I would ask consumers this question: Do you want to adjust your energy usage based on your monthly bill, then wait until the next month to see if what you did had any effect? Wouldn’t you rather know that your TV converter box uses twice as much electricity as your refrigerator and that, even though appliances are turned off and cell phones disconnected from their chargers, those outlets are still using electricity? Rather than having to call when your power is out, wouldn’t you like the utility to know who is out so that they can respond more quickly?
Customers can now see on-line what their bank account contains and make adjustments without having to wait until they get the monthly statement in the mail. Wouldn’t that also make sense for your electricity account? Perhaps you could even automate your energy use preferences based on utility prices.
Let me pile on here: wouldn’t a lot of us be better off (higher individual utility) if we could choose from among these various value propositions?

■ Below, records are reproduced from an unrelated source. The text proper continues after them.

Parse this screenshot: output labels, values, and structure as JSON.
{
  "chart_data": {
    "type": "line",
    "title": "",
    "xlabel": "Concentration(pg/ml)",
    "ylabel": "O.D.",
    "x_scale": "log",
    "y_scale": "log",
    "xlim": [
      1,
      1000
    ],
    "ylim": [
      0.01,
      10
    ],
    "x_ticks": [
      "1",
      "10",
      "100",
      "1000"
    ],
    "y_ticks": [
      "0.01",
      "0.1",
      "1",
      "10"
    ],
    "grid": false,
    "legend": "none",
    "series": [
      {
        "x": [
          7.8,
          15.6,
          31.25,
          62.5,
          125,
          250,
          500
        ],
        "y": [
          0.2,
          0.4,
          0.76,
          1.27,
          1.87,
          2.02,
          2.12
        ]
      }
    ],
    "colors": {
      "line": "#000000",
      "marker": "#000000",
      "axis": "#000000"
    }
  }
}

Haven’t we had more and more such valuable options available to us in other industries over the past two decades due to business innovation around technological change?
Hamilton was writing in response to “Smart Meter, Dumb Idea?” by Rebecca Smith in the Wall Street Journal. In this article Ms. Smith spends almost no time discussing the variety of ways that smart meters can enable new products and services, including new products and services that would reduce energy use and save consumers money. For example, she devotes all of one paragraph to a cursory mention of how California policymakers see smart meters as a means of enabling consumers to choose dynamic pricing. I’m disappointed to see yet another article from Ms. Smith that demonstrates her failure of imagination with respect to how we could innovate around a smart grid platform.

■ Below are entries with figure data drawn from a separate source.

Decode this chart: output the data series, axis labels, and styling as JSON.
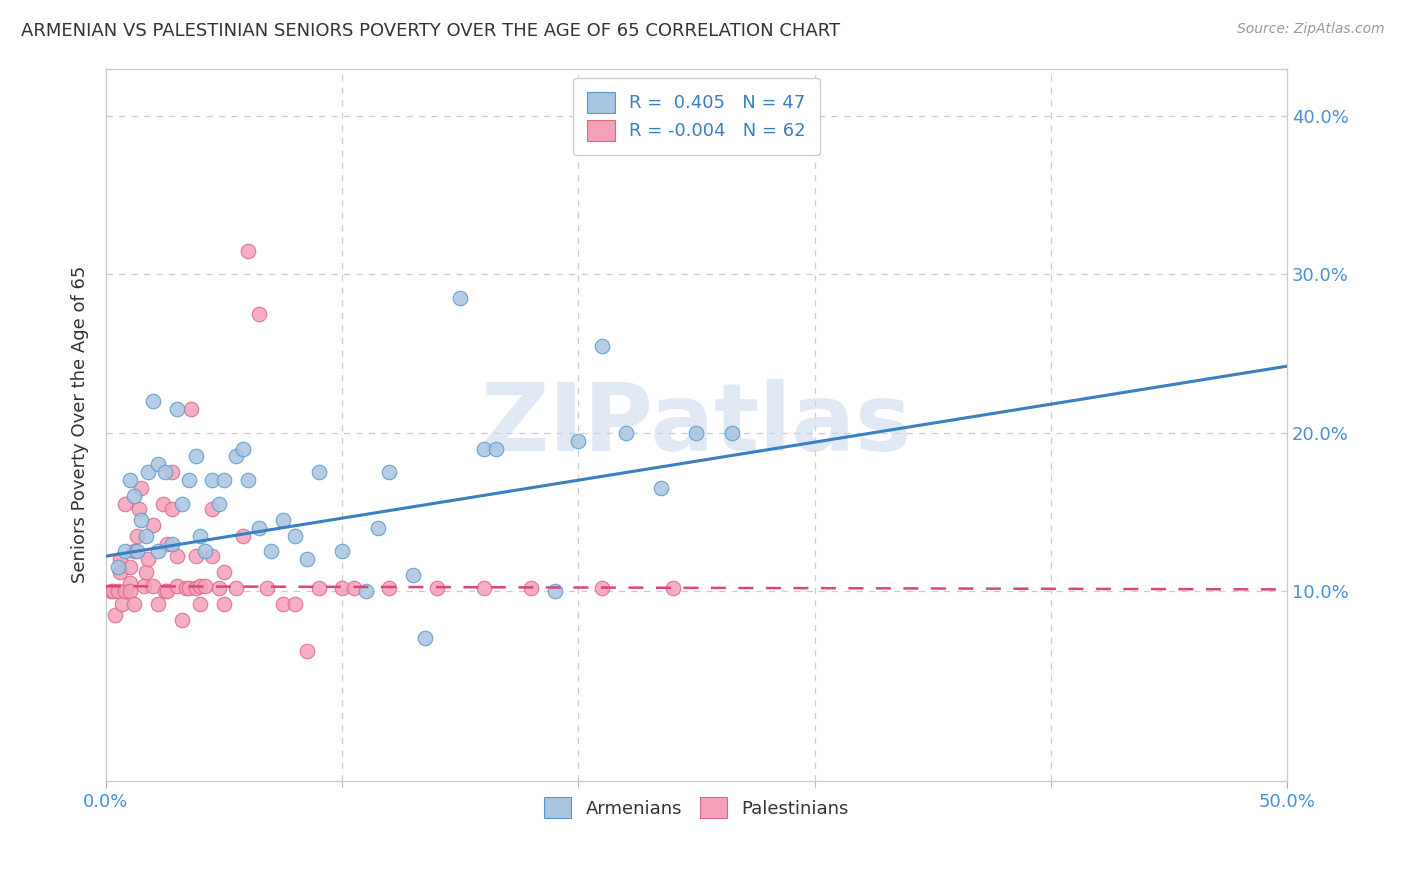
{
  "title": "ARMENIAN VS PALESTINIAN SENIORS POVERTY OVER THE AGE OF 65 CORRELATION CHART",
  "source": "Source: ZipAtlas.com",
  "ylabel": "Seniors Poverty Over the Age of 65",
  "xlim": [
    0.0,
    0.5
  ],
  "ylim": [
    -0.02,
    0.43
  ],
  "yticks_right": [
    0.1,
    0.2,
    0.3,
    0.4
  ],
  "yticklabels_right": [
    "10.0%",
    "20.0%",
    "30.0%",
    "40.0%"
  ],
  "xtick_major": [
    0.0,
    0.5
  ],
  "xticklabels_major": [
    "0.0%",
    "50.0%"
  ],
  "xtick_minor": [
    0.1,
    0.2,
    0.3,
    0.4
  ],
  "background_color": "#ffffff",
  "grid_color": "#cccccc",
  "watermark_text": "ZIPatlas",
  "armenian_color": "#a8c4e0",
  "armenian_edge_color": "#5599cc",
  "palestinian_color": "#f4a0b8",
  "palestinian_edge_color": "#dd6688",
  "armenian_line_color": "#3a7fc1",
  "palestinian_line_color": "#dd4477",
  "legend_r_armenian": "R =  0.405",
  "legend_n_armenian": "N = 47",
  "legend_r_palestinian": "R = -0.004",
  "legend_n_palestinian": "N = 62",
  "armenian_scatter": [
    [
      0.005,
      0.115
    ],
    [
      0.008,
      0.125
    ],
    [
      0.01,
      0.17
    ],
    [
      0.012,
      0.16
    ],
    [
      0.013,
      0.125
    ],
    [
      0.015,
      0.145
    ],
    [
      0.017,
      0.135
    ],
    [
      0.018,
      0.175
    ],
    [
      0.02,
      0.22
    ],
    [
      0.022,
      0.18
    ],
    [
      0.022,
      0.125
    ],
    [
      0.025,
      0.175
    ],
    [
      0.028,
      0.13
    ],
    [
      0.03,
      0.215
    ],
    [
      0.032,
      0.155
    ],
    [
      0.035,
      0.17
    ],
    [
      0.038,
      0.185
    ],
    [
      0.04,
      0.135
    ],
    [
      0.042,
      0.125
    ],
    [
      0.045,
      0.17
    ],
    [
      0.048,
      0.155
    ],
    [
      0.05,
      0.17
    ],
    [
      0.055,
      0.185
    ],
    [
      0.058,
      0.19
    ],
    [
      0.06,
      0.17
    ],
    [
      0.065,
      0.14
    ],
    [
      0.07,
      0.125
    ],
    [
      0.075,
      0.145
    ],
    [
      0.08,
      0.135
    ],
    [
      0.085,
      0.12
    ],
    [
      0.09,
      0.175
    ],
    [
      0.1,
      0.125
    ],
    [
      0.11,
      0.1
    ],
    [
      0.115,
      0.14
    ],
    [
      0.12,
      0.175
    ],
    [
      0.13,
      0.11
    ],
    [
      0.135,
      0.07
    ],
    [
      0.15,
      0.285
    ],
    [
      0.16,
      0.19
    ],
    [
      0.165,
      0.19
    ],
    [
      0.19,
      0.1
    ],
    [
      0.2,
      0.195
    ],
    [
      0.21,
      0.255
    ],
    [
      0.22,
      0.2
    ],
    [
      0.235,
      0.165
    ],
    [
      0.25,
      0.2
    ],
    [
      0.265,
      0.2
    ]
  ],
  "palestinian_scatter": [
    [
      0.002,
      0.1
    ],
    [
      0.003,
      0.1
    ],
    [
      0.004,
      0.085
    ],
    [
      0.005,
      0.1
    ],
    [
      0.006,
      0.112
    ],
    [
      0.006,
      0.12
    ],
    [
      0.007,
      0.092
    ],
    [
      0.008,
      0.1
    ],
    [
      0.008,
      0.155
    ],
    [
      0.01,
      0.105
    ],
    [
      0.01,
      0.115
    ],
    [
      0.01,
      0.1
    ],
    [
      0.012,
      0.092
    ],
    [
      0.012,
      0.125
    ],
    [
      0.013,
      0.135
    ],
    [
      0.014,
      0.152
    ],
    [
      0.015,
      0.165
    ],
    [
      0.016,
      0.103
    ],
    [
      0.017,
      0.112
    ],
    [
      0.018,
      0.12
    ],
    [
      0.02,
      0.142
    ],
    [
      0.02,
      0.103
    ],
    [
      0.022,
      0.092
    ],
    [
      0.024,
      0.155
    ],
    [
      0.025,
      0.1
    ],
    [
      0.026,
      0.1
    ],
    [
      0.026,
      0.13
    ],
    [
      0.028,
      0.152
    ],
    [
      0.028,
      0.175
    ],
    [
      0.03,
      0.103
    ],
    [
      0.03,
      0.122
    ],
    [
      0.032,
      0.082
    ],
    [
      0.034,
      0.102
    ],
    [
      0.035,
      0.102
    ],
    [
      0.036,
      0.215
    ],
    [
      0.038,
      0.102
    ],
    [
      0.038,
      0.122
    ],
    [
      0.04,
      0.103
    ],
    [
      0.04,
      0.092
    ],
    [
      0.042,
      0.103
    ],
    [
      0.045,
      0.122
    ],
    [
      0.045,
      0.152
    ],
    [
      0.048,
      0.102
    ],
    [
      0.05,
      0.112
    ],
    [
      0.05,
      0.092
    ],
    [
      0.055,
      0.102
    ],
    [
      0.058,
      0.135
    ],
    [
      0.06,
      0.315
    ],
    [
      0.065,
      0.275
    ],
    [
      0.068,
      0.102
    ],
    [
      0.075,
      0.092
    ],
    [
      0.08,
      0.092
    ],
    [
      0.085,
      0.062
    ],
    [
      0.09,
      0.102
    ],
    [
      0.1,
      0.102
    ],
    [
      0.105,
      0.102
    ],
    [
      0.12,
      0.102
    ],
    [
      0.14,
      0.102
    ],
    [
      0.16,
      0.102
    ],
    [
      0.18,
      0.102
    ],
    [
      0.21,
      0.102
    ],
    [
      0.24,
      0.102
    ]
  ],
  "armenian_trendline": [
    [
      0.0,
      0.122
    ],
    [
      0.5,
      0.242
    ]
  ],
  "palestinian_trendline": [
    [
      0.0,
      0.103
    ],
    [
      0.5,
      0.101
    ]
  ]
}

However, her utility-centric perspective does provide a cautionary note as we move forward with smart grid policy and the crucial regulatory reform that must accompany it. If we think of the scope of smart grid investments as being focused on utility benefits, reducing the cost of providing customers with the same plain-vanilla electricity product that we’ve been getting for a century, then she may very well be right. If we do that, we truncate the consumer-facing product and service innovation that would be the source of real benefits (and that I’ve been talking about at KP for years).
Smart meters provide a platform for retail service innovation … but existing regulatory institutions and a mindset that cannot imagine those possibilities can stifle those benefits.